Scikit-Learn如何计算tfidf的详细信息可以在这里找到,这里是使用单词n-grams实现它的示例。
from sklearn.feature_extraction.text import TfidfVectorizer
from sklearn.metrics.pairwise import cosine_similarity
# Train the vectorizer
text="this is a simple example"
singleTFIDF = TfidfVectorizer(ngram_range=(1,2)).fit([text])
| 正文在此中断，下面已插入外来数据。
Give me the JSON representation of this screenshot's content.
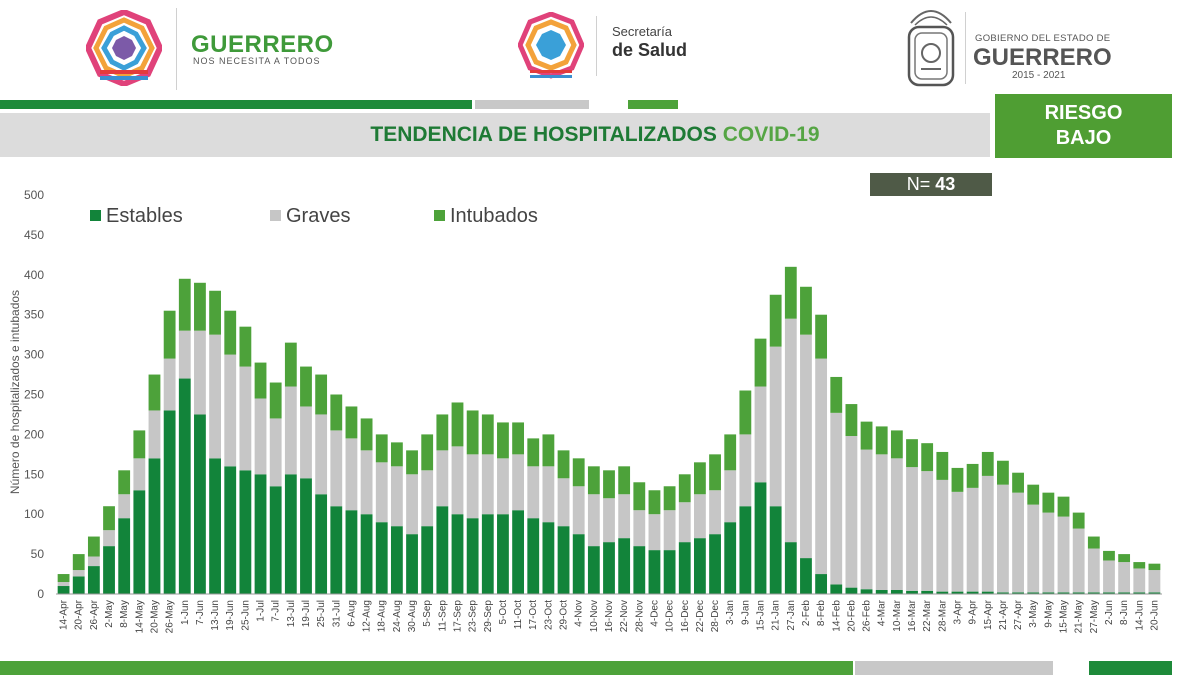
{
  "header": {
    "left_brand": {
      "title": "GUERRERO",
      "subtitle": "NOS NECESITA A TODOS"
    },
    "center_brand": {
      "line1": "Secretaría",
      "line2": "de Salud"
    },
    "right_brand": {
      "line1": "GOBIERNO DEL ESTADO DE",
      "line2": "GUERRERO",
      "line3": "2015 - 2021"
    }
  },
  "title": {
    "main": "TENDENCIA DE HOSPITALIZADOS ",
    "accent": "COVID-19"
  },
  "risk": {
    "line1": "RIESGO",
    "line2": "BAJO"
  },
  "n_label": {
    "prefix": "N= ",
    "value": "43"
  },
  "colors": {
    "estables": "#12843a",
    "graves": "#c6c6c6",
    "intubados": "#4da23a",
    "band_dark": "#1e8a3a",
    "band_gray": "#c8c8c8"
  },
  "chart_data": {
    "type": "bar",
    "stacked": true,
    "ylabel": "Número de hospitalizados e intubados",
    "ylim": [
      0,
      500
    ],
    "yticks": [
      0,
      50,
      100,
      150,
      200,
      250,
      300,
      350,
      400,
      450,
      500
    ],
    "legend": [
      "Estables",
      "Graves",
      "Intubados"
    ],
    "legend_position": "top-left",
    "x_tick_labels": [
      "14-Apr",
      "20-Apr",
      "26-Apr",
      "2-May",
      "8-May",
      "14-May",
      "20-May",
      "26-May",
      "1-Jun",
      "7-Jun",
      "13-Jun",
      "19-Jun",
      "25-Jun",
      "1-Jul",
      "7-Jul",
      "13-Jul",
      "19-Jul",
      "25-Jul",
      "31-Jul",
      "6-Aug",
      "12-Aug",
      "18-Aug",
      "24-Aug",
      "30-Aug",
      "5-Sep",
      "11-Sep",
      "17-Sep",
      "23-Sep",
      "29-Sep",
      "5-Oct",
      "11-Oct",
      "17-Oct",
      "23-Oct",
      "29-Oct",
      "4-Nov",
      "10-Nov",
      "16-Nov",
      "22-Nov",
      "28-Nov",
      "4-Dec",
      "10-Dec",
      "16-Dec",
      "22-Dec",
      "28-Dec",
      "3-Jan",
      "9-Jan",
      "15-Jan",
      "21-Jan",
      "27-Jan",
      "2-Feb",
      "8-Feb",
      "14-Feb",
      "20-Feb",
      "26-Feb",
      "4-Mar",
      "10-Mar",
      "16-Mar",
      "22-Mar",
      "28-Mar",
      "3-Apr",
      "9-Apr",
      "15-Apr",
      "21-Apr",
      "27-Apr",
      "3-May",
      "9-May",
      "15-May",
      "21-May",
      "27-May",
      "2-Jun",
      "8-Jun",
      "14-Jun",
      "20-Jun"
    ],
    "series": [
      {
        "name": "Estables",
        "values": [
          10,
          22,
          35,
          60,
          95,
          130,
          170,
          230,
          270,
          225,
          170,
          160,
          155,
          150,
          135,
          150,
          145,
          125,
          110,
          105,
          100,
          90,
          85,
          75,
          85,
          110,
          100,
          95,
          100,
          100,
          105,
          95,
          90,
          85,
          75,
          60,
          65,
          70,
          60,
          55,
          55,
          65,
          70,
          75,
          90,
          110,
          140,
          110,
          65,
          45,
          25,
          12,
          8,
          6,
          5,
          5,
          4,
          4,
          3,
          3,
          3,
          3,
          2,
          2,
          2,
          2,
          2,
          2,
          2,
          2,
          2,
          2,
          2
        ]
      },
      {
        "name": "Graves",
        "values": [
          5,
          8,
          12,
          20,
          30,
          40,
          60,
          65,
          60,
          105,
          155,
          140,
          130,
          95,
          85,
          110,
          90,
          100,
          95,
          90,
          80,
          75,
          75,
          75,
          70,
          70,
          85,
          80,
          75,
          70,
          70,
          65,
          70,
          60,
          60,
          65,
          55,
          55,
          45,
          45,
          50,
          50,
          55,
          55,
          65,
          90,
          120,
          200,
          280,
          280,
          270,
          215,
          190,
          175,
          170,
          165,
          155,
          150,
          140,
          125,
          130,
          145,
          135,
          125,
          110,
          100,
          95,
          80,
          55,
          40,
          38,
          30,
          28
        ]
      },
      {
        "name": "Intubados",
        "values": [
          10,
          20,
          25,
          30,
          30,
          35,
          45,
          60,
          65,
          60,
          55,
          55,
          50,
          45,
          45,
          55,
          50,
          50,
          45,
          40,
          40,
          35,
          30,
          30,
          45,
          45,
          55,
          55,
          50,
          45,
          40,
          35,
          40,
          35,
          35,
          35,
          35,
          35,
          35,
          30,
          30,
          35,
          40,
          45,
          45,
          55,
          60,
          65,
          65,
          60,
          55,
          45,
          40,
          35,
          35,
          35,
          35,
          35,
          35,
          30,
          30,
          30,
          30,
          25,
          25,
          25,
          25,
          20,
          15,
          12,
          10,
          8,
          8
        ]
      }
    ]
  }
}
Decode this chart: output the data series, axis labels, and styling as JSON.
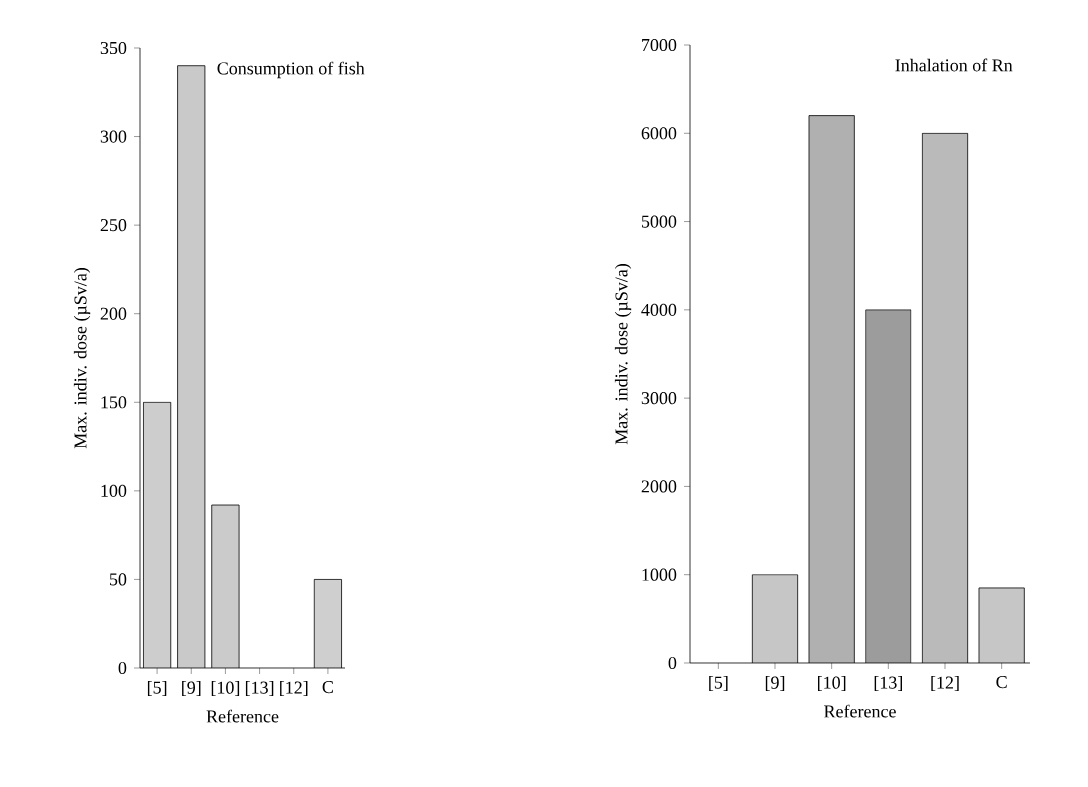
{
  "chart_data": [
    {
      "type": "bar",
      "title": "Consumption of fish",
      "xlabel": "Reference",
      "ylabel": "Max. indiv. dose (µSv/a)",
      "categories": [
        "[5]",
        "[9]",
        "[10]",
        "[13]",
        "[12]",
        "C"
      ],
      "values": [
        150,
        340,
        92,
        null,
        null,
        50
      ],
      "colors": [
        "#cdcdcd",
        "#c9c9c9",
        "#cbcbcb",
        null,
        null,
        "#cfcfcf"
      ],
      "ylim": [
        0,
        350
      ],
      "yticks": [
        0,
        50,
        100,
        150,
        200,
        250,
        300,
        350
      ]
    },
    {
      "type": "bar",
      "title": "Inhalation of Rn",
      "xlabel": "Reference",
      "ylabel": "Max. indiv. dose (µSv/a)",
      "categories": [
        "[5]",
        "[9]",
        "[10]",
        "[13]",
        "[12]",
        "C"
      ],
      "values": [
        null,
        1000,
        6200,
        4000,
        6000,
        850
      ],
      "colors": [
        null,
        "#c6c6c6",
        "#b0b0b0",
        "#9c9c9c",
        "#bababa",
        "#c6c6c6"
      ],
      "ylim": [
        0,
        7000
      ],
      "yticks": [
        0,
        1000,
        2000,
        3000,
        4000,
        5000,
        6000,
        7000
      ]
    }
  ]
}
singleTFIDF.vocabulary_ # show the word-matrix position pairs
# Analyse the training string - text
single=singleTFIDF.transform([text])
single.toarray() # displays the resulting matrix - all values are equal because all terms are present
# Analyse two new strings with the trained vectorizer
doc_1 = ['is this example working', 'hopefully it is a good example', 'no matching words here']
query = singleTFIDF.transform(doc_1)
query.toarray() # displays the resulting matrix - only matched terms have non-zero values
# Compute the cosine similarity between text and doc_1 - the second string has only two matching terms, therefore it has a lower similarity value
cos_similarity = cosine_similarity(single.A, query.A)
输出:
singleTFIDF.vocabulary_
Out[297]:
{'this': 5,
'is': 1,
'simple': 3,
'example': 0,
'this is': 6,
'is simple': 2,
'simple example': 4}
single.toarray()
Out[299]:
array([[0.37796447, 0.37796447, 0.37796447, 0.37796447, 0.37796447,
0.37796447, 0.37796447]])
query.toarray()
Out[311]:
array([[0.57735027, 0.57735027, 0. , 0. , 0. ,
0.57735027, 0. ],
[0.70710678, 0.70710678, 0. , 0. , 0. ,
0. , 0. ],
[0. , 0. , 0. , 0. , 0. ,
0. , 0. ]])
np.sum(np.square(query.toarray()), axis=1) # note how all rows with non-zero scores have been normalised to 1.
Out[3]: array([1., 1., 0.])
cos_similarity
Out[313]: array([[0.65465367, 0.53452248, 0. ]])
新文档具有新的权重,因为 tfidfvectorizer 规范化权重。因此,将参数norm
设置为 None
。norm
的默认值为 l2
。
为了更多地了解规范的影响,我建议您查看我对这个问题的回答。